Innovations In Primary Care #1: Introduction

As part of my family medicine residency training, I’m taking a month-long elective called Innovations in Primary Care. This month is an opportunity for primary care doctors from family medicine and internal medicine residency programs in Seattle to explore some of the different primary care models being trialed in the Seattle area and to use those experiences to fuel discussion about how primary care (and really, all medical care) can be improved in the United States.

Today was our first meeting, during which we gathered to collectively write an H&P for our current medical system. For those reading this who are not in medicine, the History and Physical or H&P is a semi-standardized note-writing structure that doctors use to describe the subjective and objective information about a patient’s health, assess why  the patient is experiencing illness, and describe the next steps we need to take (diagnostic tests and/or treatments) going forward. It’s a structured way of thinking about a patient that helps us be rigorous and methodical.

It was a gratifying process because each of the doctors at the table shared a passion for making our health care system better, but brought a different set of experiences and priorities to the conversation.

Some of the take-aways I had from this conversation are as follows (in no particular order):

  1. The insurance framework for paying for health care, while originally conceived to improve access to surgical services which would otherwise be prohibitively expensive to most people, was quickly recognized by doctors as a way to extract larger fees for patient care. After all, when a third party (the insurance company) pays the bills, people tolerate much higher fees even if the end result is steady rise in out-of-pocket costs for everyone. Doctors, hospitals, and pharmaceutical companies have abused this system so greedily under the previous usual-and-customary payment system that increasingly rigid cost-containment measures have had to be implemented to control costs.

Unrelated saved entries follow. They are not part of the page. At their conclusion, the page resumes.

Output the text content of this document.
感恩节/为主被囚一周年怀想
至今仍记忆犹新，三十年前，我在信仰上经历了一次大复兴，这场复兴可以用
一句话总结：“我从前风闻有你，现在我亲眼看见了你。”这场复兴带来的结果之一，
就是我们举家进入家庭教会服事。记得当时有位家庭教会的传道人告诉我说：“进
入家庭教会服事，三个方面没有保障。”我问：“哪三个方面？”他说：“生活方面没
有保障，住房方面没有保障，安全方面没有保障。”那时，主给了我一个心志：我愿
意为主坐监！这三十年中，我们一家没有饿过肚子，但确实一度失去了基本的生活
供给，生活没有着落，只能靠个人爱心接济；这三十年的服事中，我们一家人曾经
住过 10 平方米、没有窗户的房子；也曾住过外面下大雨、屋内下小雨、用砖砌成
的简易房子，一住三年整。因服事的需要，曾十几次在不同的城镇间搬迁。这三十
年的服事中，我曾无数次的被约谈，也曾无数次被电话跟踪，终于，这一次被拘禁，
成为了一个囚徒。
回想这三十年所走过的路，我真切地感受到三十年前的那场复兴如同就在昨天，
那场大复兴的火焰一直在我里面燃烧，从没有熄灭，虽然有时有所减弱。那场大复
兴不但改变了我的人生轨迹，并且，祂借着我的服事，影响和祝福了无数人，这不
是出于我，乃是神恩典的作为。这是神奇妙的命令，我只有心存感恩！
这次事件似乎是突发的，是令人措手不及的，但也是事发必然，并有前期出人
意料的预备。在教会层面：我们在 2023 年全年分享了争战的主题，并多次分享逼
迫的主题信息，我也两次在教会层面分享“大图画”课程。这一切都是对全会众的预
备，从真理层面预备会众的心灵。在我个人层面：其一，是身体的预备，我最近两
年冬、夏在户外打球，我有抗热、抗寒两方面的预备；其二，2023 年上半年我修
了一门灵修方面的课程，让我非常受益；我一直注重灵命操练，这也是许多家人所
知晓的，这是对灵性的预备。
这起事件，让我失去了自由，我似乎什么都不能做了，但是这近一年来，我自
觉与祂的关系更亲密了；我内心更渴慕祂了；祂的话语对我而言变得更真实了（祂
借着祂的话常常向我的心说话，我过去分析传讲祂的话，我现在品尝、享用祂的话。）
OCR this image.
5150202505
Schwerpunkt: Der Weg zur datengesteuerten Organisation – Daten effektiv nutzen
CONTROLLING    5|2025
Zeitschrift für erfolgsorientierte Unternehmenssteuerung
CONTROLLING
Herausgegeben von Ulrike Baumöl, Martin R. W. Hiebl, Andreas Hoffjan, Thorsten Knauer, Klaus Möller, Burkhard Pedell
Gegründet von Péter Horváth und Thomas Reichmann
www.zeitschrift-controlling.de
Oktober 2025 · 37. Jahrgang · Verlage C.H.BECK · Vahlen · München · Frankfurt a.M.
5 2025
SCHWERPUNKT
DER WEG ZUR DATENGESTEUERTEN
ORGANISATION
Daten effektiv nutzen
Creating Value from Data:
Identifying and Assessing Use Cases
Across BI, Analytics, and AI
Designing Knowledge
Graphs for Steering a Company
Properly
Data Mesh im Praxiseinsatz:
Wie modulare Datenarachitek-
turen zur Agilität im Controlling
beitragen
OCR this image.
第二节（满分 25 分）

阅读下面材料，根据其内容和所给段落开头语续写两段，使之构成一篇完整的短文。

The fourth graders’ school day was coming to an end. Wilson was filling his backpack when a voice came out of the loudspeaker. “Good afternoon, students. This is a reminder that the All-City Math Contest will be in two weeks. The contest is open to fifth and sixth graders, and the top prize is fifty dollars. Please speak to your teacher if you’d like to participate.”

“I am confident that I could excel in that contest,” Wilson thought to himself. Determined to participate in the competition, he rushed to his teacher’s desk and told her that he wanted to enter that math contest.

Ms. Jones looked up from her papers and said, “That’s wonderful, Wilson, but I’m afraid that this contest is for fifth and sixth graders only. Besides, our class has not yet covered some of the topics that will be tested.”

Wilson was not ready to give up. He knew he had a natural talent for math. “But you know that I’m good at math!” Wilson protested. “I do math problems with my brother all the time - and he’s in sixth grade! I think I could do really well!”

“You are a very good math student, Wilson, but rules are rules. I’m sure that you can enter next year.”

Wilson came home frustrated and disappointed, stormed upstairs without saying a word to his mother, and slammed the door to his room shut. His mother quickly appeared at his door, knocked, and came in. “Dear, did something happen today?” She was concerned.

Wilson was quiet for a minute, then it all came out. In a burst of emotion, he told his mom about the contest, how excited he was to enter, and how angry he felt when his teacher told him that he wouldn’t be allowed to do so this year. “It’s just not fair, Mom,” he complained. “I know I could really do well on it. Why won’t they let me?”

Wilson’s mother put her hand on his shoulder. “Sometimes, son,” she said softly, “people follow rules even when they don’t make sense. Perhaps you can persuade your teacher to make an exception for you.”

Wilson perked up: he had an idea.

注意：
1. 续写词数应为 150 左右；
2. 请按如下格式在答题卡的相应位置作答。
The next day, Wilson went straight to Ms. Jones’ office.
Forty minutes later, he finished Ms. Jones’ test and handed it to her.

We now live in a society where the average doctor makes $294,000 per year–more than 98.9% of Americans–while medical bills bankrupt patients and health insurance cost suppresses wage growth. Recognizing and holding ourselves accountable to how capitalism in medicine has brought out the worst in us is necessary before we can even begin to conceptualize a new system.
  2. The costs of most important and effective interventions to improve health, including primary care, are recurring and predictable costs that are best paid for through public health funding, NOT through health insurance. Access to clean water, nutritious food, safe housing, and preventive medical care is necessary for All People at All Times.
  3. America fails to invest in public welfare programs because of racism. The idea of the racialized-and-thus-undeserving Other benefiting from public welfare programs (e.g. the racist specter of the Welfare Queen that Reagan so infamously promoted) is fundamentally intolerable to White America. We are comfortable with 1 in 7 people in the United States facing food insecurity if it means we can prevent one person from buying steak with food stamps. There is no justice without racial justice.
  4. Many participants are needed to transform our medical care system into a true health care system. While there are only physicians in this particular group, the real work requires public health professionals, community health workers, housing experts, policy wonks, political activists, artists, chefs, personal trainers, behavioralists, and many others to both design an implement a better system.

I’m looking forward to the experiences and conversations this month will bring, and I hope to walk away with greater insight into how I can be a better advocate for effective and equitable health care in this country.

Author: Harrison Kalodimos

I'm a family medicine resident at Swedish Medical Center in Seattle.